Friday, February 10, 2012

Daniel Radcliffe Apple Store Q&A Highlights

On why he was attracted to the script.
Radcliffe: It was a horror film with really developed characters - it didn't feel like they were there just to set up scares later on. It was so strong thematically as well, dealing with loss and grief and not being able to move on. I like anything off the beaten track. There was 15 pages of script with no dialogue - you never see that. No one's mad enough to do that. The Artist has kind of rained on our parade really - we thought our 20 minutes of silence in the movie was really impressive! We're much scarier - The Artist has no scares...



On thrashing the locals at their pub quiz.
Radcliffe: The local pub was run by a man whose surname was Potter, and he did a quiz every week which he called Potter's Pub Quiz. The day I was there at his pub quiz he was ill! We did really well. I won the lucky dip! I won a cash prize and thought I take this - I can't come into their village and leave with their money! I gave it back.

On how much fun the shoot was.
Radcliffe: When we were making this film there were a lot of major films in production, like X-Men: First Class, Captain America, War Horse, Hugo. Really long, hard shoots, and all my friends were on them, going 'this is hard'. And we were just having a really great, relaxed shoot. I was included in so much more of the process than I was with Potter, because it's such a massive machine. In this, James had me in meetings really early on with Jane to talk about the script. I learnt more about directing with James than I had in ten years. 

On the hardest scene to film.
Radcliffe: There is a scene where I'm recovering something from a marsh, for which they dug a 10' wide, 5' deep pit and covered it in kids TV show gunge, but brown. Two days in that. It's not always pretty, but that's what I'm getting paid for! You're thinking, it's going to look great in the film, and that's what keeps you warm. There was one moment where I wanted to come up looking like the scene in Apocalypse Now, and the first time I did it I looked more like Al Jolson.

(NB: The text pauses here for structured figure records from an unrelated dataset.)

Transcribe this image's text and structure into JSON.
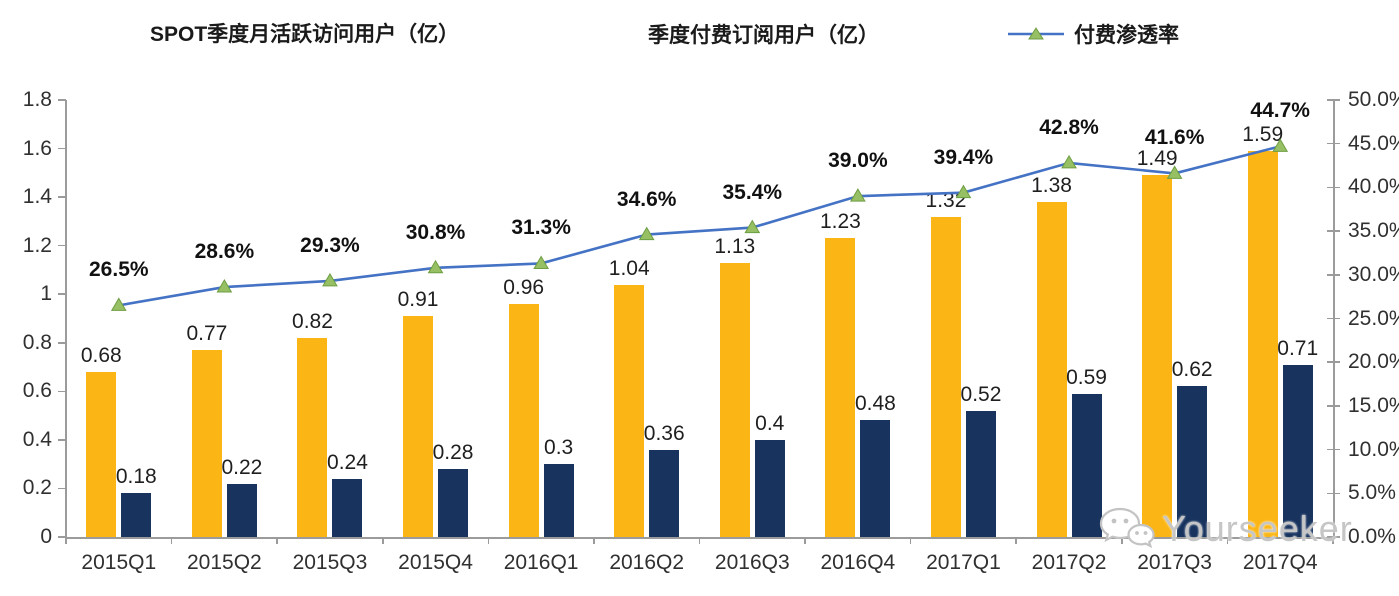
{
  "legend": {
    "items": [
      {
        "label": "SPOT季度月活跃访问用户（亿）",
        "swatch": "yellow-bar-swatch",
        "color": "#FBB616"
      },
      {
        "label": "季度付费订阅用户（亿）",
        "swatch": "navy-bar-swatch",
        "color": "#17335E"
      },
      {
        "label": "付费渗透率",
        "swatch": "line-marker-swatch",
        "color": "#4472C4",
        "marker_color": "#97BF63"
      }
    ]
  },
  "watermark": {
    "text": "Yourseeker",
    "icon": "wechat-icon",
    "color": "#C6C6C6"
  },
  "chart_data": {
    "type": "bar",
    "subtype": "grouped-bars-plus-line-dual-axis",
    "categories": [
      "2015Q1",
      "2015Q2",
      "2015Q3",
      "2015Q4",
      "2016Q1",
      "2016Q2",
      "2016Q3",
      "2016Q4",
      "2017Q1",
      "2017Q2",
      "2017Q3",
      "2017Q4"
    ],
    "series": [
      {
        "name": "SPOT季度月活跃访问用户（亿）",
        "type": "bar",
        "axis": "left",
        "color": "#FBB616",
        "values": [
          0.68,
          0.77,
          0.82,
          0.91,
          0.96,
          1.04,
          1.13,
          1.23,
          1.32,
          1.38,
          1.49,
          1.59
        ],
        "labels": [
          "0.68",
          "0.77",
          "0.82",
          "0.91",
          "0.96",
          "1.04",
          "1.13",
          "1.23",
          "1.32",
          "1.38",
          "1.49",
          "1.59"
        ]
      },
      {
        "name": "季度付费订阅用户（亿）",
        "type": "bar",
        "axis": "left",
        "color": "#17335E",
        "values": [
          0.18,
          0.22,
          0.24,
          0.28,
          0.3,
          0.36,
          0.4,
          0.48,
          0.52,
          0.59,
          0.62,
          0.71
        ],
        "labels": [
          "0.18",
          "0.22",
          "0.24",
          "0.28",
          "0.3",
          "0.36",
          "0.4",
          "0.48",
          "0.52",
          "0.59",
          "0.62",
          "0.71"
        ]
      },
      {
        "name": "付费渗透率",
        "type": "line",
        "axis": "right",
        "color": "#4472C4",
        "marker": "triangle",
        "marker_color": "#97BF63",
        "marker_stroke": "#6E9E43",
        "values": [
          26.5,
          28.6,
          29.3,
          30.8,
          31.3,
          34.6,
          35.4,
          39.0,
          39.4,
          42.8,
          41.6,
          44.7
        ],
        "labels": [
          "26.5%",
          "28.6%",
          "29.3%",
          "30.8%",
          "31.3%",
          "34.6%",
          "35.4%",
          "39.0%",
          "39.4%",
          "42.8%",
          "41.6%",
          "44.7%"
        ]
      }
    ],
    "left_axis": {
      "min": 0,
      "max": 1.8,
      "step": 0.2,
      "ticks": [
        "0",
        "0.2",
        "0.4",
        "0.6",
        "0.8",
        "1",
        "1.2",
        "1.4",
        "1.6",
        "1.8"
      ]
    },
    "right_axis": {
      "min": 0,
      "max": 50,
      "step": 5,
      "ticks": [
        "0.0%",
        "5.0%",
        "10.0%",
        "15.0%",
        "20.0%",
        "25.0%",
        "30.0%",
        "35.0%",
        "40.0%",
        "45.0%",
        "50.0%"
      ]
    },
    "grid": false,
    "legend_position": "top"
  }
}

On the spookiness following him home.
Radcliffe: When they were showing us the concept posters for America, a sepia photograph of two children with their eyes scratched out, saying 'what did they see?' I got up one night and someone had brought it round to my house to show me and it was just in my apartment. I jumped a mile in the air when I saw these eyeless children staring at me!

On playing a father for the first time.
Radcliffe: My real-life godson [Misha Handley] plays my son. Because people have spent the best part of ten years seeing me in a schoolboy outfit, I thought it might be a bit of a leap for people to then see me as a father. One of the things James and I talked about was that it would help if the relationship between the son and I feels real. We auditioned five or six boys, and some were older and maybe more accomplished actors, but there was no substitute for the real chemistry. It certainly helped me, and it helped him. I didn't realise at the time, but he gives a really good performance! His mum's a theatre director, so she can put him on the right path.